Tuesday, October 22, 2013 8:28:47 AM

Post# of 426911
I just signed and included this in this comment in the petition. I am posting this so that those who want to post a comment can use portions of this information in their comment section.

I am an academic center based clinician who specializes in nutrition and treatment of obesity related complications. With the current epidemic of obesity in the US, CVD remains the top cause mortality in the US. Although statins have had an important impact in lowering cholesterol levels and improving CV health, an important clinical problem that persists is the elevated triglyceride levels in patients that already been optimally treated with statins. Moreover, many patients in our clinical practice do not tolerate statins well due to number of its well known adverse effects. For those patients with continued elevations of triglycerides and at high risk for CVD with multiple pre-existing risk factors, lowering their triglyceride level is an important component of managing their CVD risk and is recommended by most major medical societies. It is the standard of care in most physicians' practice to lower elevated triglycerides in high risk patients that have persistent elevations in triglycerides. Based on the published data, vascepa has excellent efficacy and safety profile to be used safely and effectively to lower triglyceride level. Given the overwhelming data indicating a correlation between elevated triglyceride and increased risk of CVD and the current standard of care recommendations to lower triglyceride levels in high risk patients, a drug such as vascepa that lowers triglyceride without increasing LDL cholesterol and excellent safety profile would be an important adjunct to statins in managing cardiovascular risk.

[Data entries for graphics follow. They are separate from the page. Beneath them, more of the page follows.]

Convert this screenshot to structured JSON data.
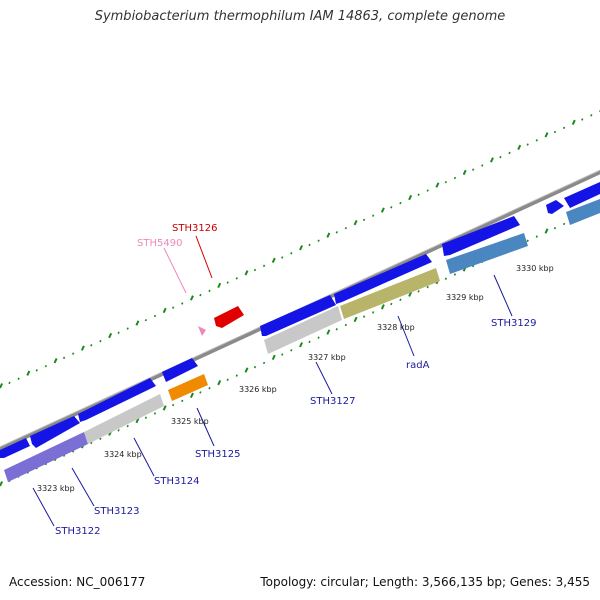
{
  "header": {
    "title": "Symbiobacterium thermophilum IAM 14863, complete genome"
  },
  "footer": {
    "accession": "Accession: NC_006177",
    "stats": "Topology: circular; Length: 3,566,135 bp; Genes: 3,455"
  },
  "ticks": [
    "3323 kbp",
    "3324 kbp",
    "3325 kbp",
    "3326 kbp",
    "3327 kbp",
    "3328 kbp",
    "3329 kbp",
    "3330 kbp"
  ],
  "genes": [
    {
      "name": "STH3122",
      "color": "#1a1aa0"
    },
    {
      "name": "STH3123",
      "color": "#1a1aa0"
    },
    {
      "name": "STH3124",
      "color": "#1a1aa0"
    },
    {
      "name": "STH3125",
      "color": "#1a1aa0"
    },
    {
      "name": "STH3126",
      "color": "#cc0000"
    },
    {
      "name": "STH5490",
      "color": "#ee88bb"
    },
    {
      "name": "STH3127",
      "color": "#1a1aa0"
    },
    {
      "name": "radA",
      "color": "#1a1aa0"
    },
    {
      "name": "STH3129",
      "color": "#1a1aa0"
    }
  ],
  "colors": {
    "cds_blue": "#1414e6",
    "cog_purple": "#7b6fd6",
    "cog_gray": "#c8c8c8",
    "cog_orange": "#f08a00",
    "cog_olive": "#b8b46a",
    "cog_steel": "#4a86c0",
    "rna_red": "#e00000",
    "backbone": "#8a8a8a",
    "dots": "#1a8a1a"
  }
}
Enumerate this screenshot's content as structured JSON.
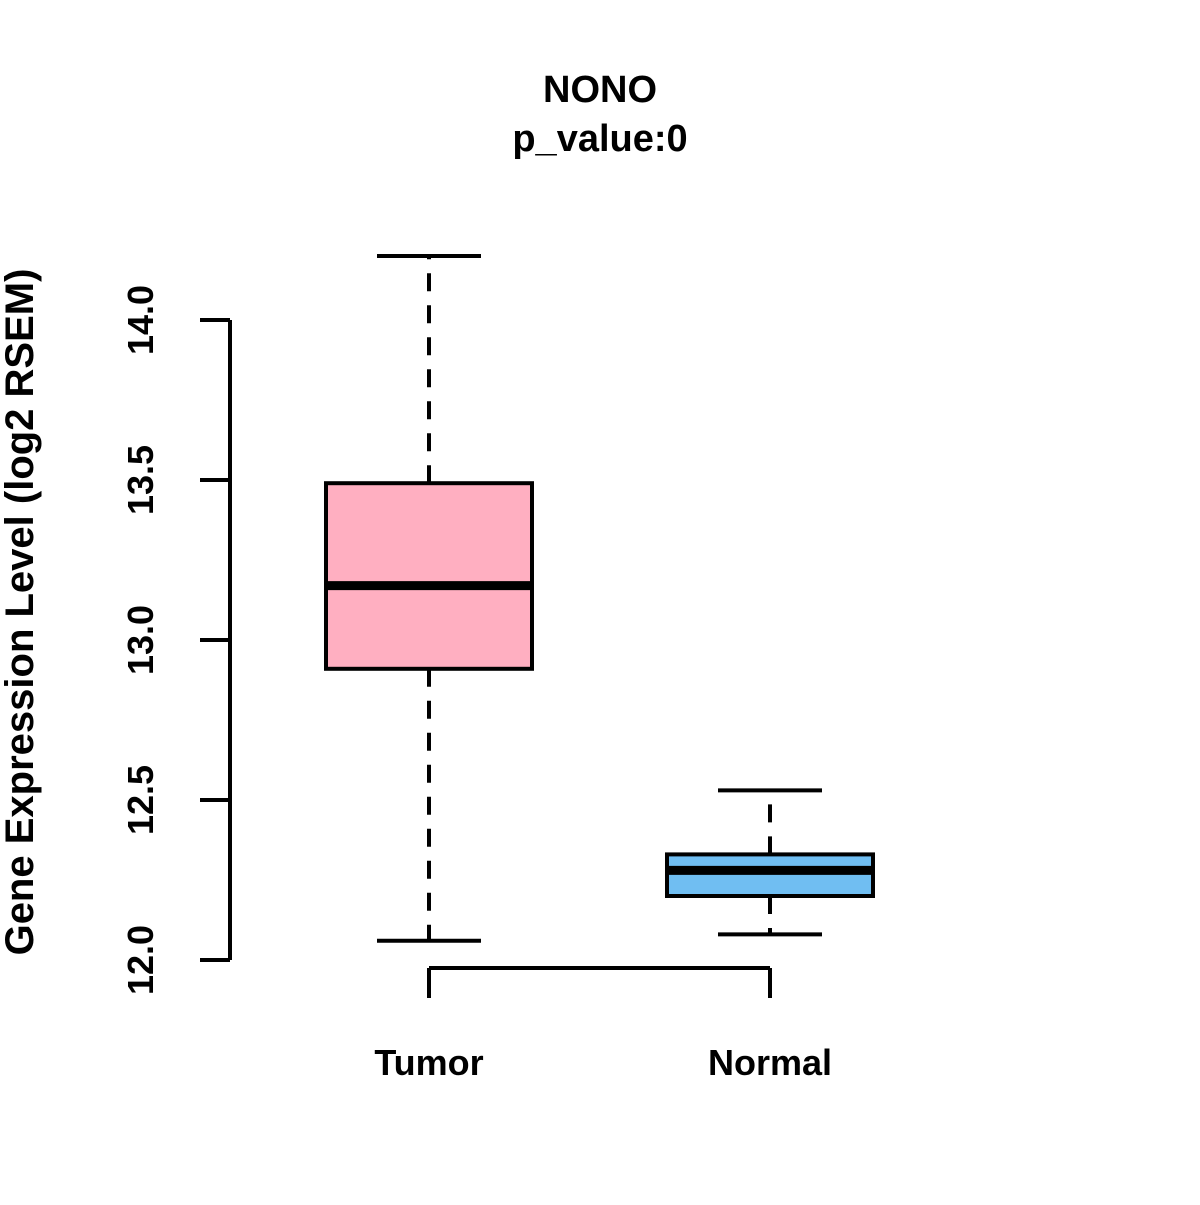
{
  "page": {
    "background": "#ffffff"
  },
  "chart_data": {
    "type": "boxplot",
    "title": "NONO",
    "subtitle": "p_value:0",
    "ylabel": "Gene Expression Level (log2 RSEM)",
    "ylim": [
      12.0,
      14.0
    ],
    "ytick_values": [
      12.0,
      12.5,
      13.0,
      13.5,
      14.0
    ],
    "ytick_labels": [
      "12.0",
      "12.5",
      "13.0",
      "13.5",
      "14.0"
    ],
    "grid": false,
    "legend": "none",
    "categories": [
      "Tumor",
      "Normal"
    ],
    "series": [
      {
        "name": "Tumor",
        "fill_color": "#FFAFC1",
        "whisker_low": 12.06,
        "q1": 12.91,
        "median": 13.17,
        "q3": 13.49,
        "whisker_high": 14.2,
        "outliers": []
      },
      {
        "name": "Normal",
        "fill_color": "#70BEF2",
        "whisker_low": 12.08,
        "q1": 12.2,
        "median": 12.28,
        "q3": 12.33,
        "whisker_high": 12.53,
        "outliers": []
      }
    ],
    "line_color": "#000000"
  }
}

Delaying the approval of vascepa until outcome study would deny this important adjunctive therapy to those patients at greatest risk to develop CVD complications. In essence, FDA would be publicly advocating against the treatment of elevated triglycerides in patients with high risk of developing CVD. This would certainly be counter to current guidelines and recommended standard of care. Given the current medical recommendations and standard of care practice, I ask that you approve vascepa for this important class of patients to treat high levels of triglycerides. A decision against vascepa approval for lowering elevated triglycerides would be counter to current medical recommendations and would deprive this high risk population of important potentially life saving therapeutic agent.